Plusieurs ferrys relient les deux îles principales de Mayotte, avec un départ toutes les 30 minutes. La traversée de Petite-Terre est gratuite, le retour coûte 0,75 € par passager, un peu plus pour les scooters et les voitures.
Munis de ces informations, on se rend au terminal, en suivant les locaux qui entrent tous dans un container. C’est la salle d’attente ! Neuf containers ont été attachés ensemble, meublés de bancs et équipés de ventilateurs.
Nous n’avons pas le temps d’attendre : le ferry est là, on peut directement monter à bord. La traversée est courte et nous voilà à Mamoudzou, la capitale de Mayotte.

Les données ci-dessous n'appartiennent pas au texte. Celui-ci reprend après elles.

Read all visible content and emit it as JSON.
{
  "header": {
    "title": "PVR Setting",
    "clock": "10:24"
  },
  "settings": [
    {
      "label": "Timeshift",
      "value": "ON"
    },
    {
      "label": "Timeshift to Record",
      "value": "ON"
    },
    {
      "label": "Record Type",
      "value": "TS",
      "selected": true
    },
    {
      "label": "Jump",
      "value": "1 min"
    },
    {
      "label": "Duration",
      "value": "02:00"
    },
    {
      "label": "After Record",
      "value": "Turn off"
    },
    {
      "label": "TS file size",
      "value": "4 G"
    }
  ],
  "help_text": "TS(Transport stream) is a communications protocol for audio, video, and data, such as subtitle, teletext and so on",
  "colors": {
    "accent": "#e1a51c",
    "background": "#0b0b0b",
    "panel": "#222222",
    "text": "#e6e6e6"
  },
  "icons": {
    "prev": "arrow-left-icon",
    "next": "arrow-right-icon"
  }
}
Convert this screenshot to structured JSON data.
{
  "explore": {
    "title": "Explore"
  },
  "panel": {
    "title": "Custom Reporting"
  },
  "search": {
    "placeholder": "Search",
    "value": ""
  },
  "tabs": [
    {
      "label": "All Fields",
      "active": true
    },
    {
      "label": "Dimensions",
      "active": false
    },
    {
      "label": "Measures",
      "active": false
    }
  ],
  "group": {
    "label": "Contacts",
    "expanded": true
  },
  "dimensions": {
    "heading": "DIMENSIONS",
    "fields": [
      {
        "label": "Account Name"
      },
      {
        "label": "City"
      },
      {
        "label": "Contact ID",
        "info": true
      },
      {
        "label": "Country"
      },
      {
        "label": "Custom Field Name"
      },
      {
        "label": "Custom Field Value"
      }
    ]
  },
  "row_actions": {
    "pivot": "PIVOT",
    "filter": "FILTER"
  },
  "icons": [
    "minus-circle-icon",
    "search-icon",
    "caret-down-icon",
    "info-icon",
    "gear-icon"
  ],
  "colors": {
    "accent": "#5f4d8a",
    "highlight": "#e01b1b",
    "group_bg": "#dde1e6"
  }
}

Ça grouille de monde. Des vendeuses de snacks divers sont assises au sol le long du chemin qui sort du débarcadère. La nourriture est dans des caisses, je vois l’une d’elles préparer un sandwich au-dessus de sa caisse, trempant son couteau dans un sac posé à côté.
Bidonvilles
Nous faisons route vers le sud. Les copains nous ont vanté des plages bordées de baobabs, il faut qu’on voie ça !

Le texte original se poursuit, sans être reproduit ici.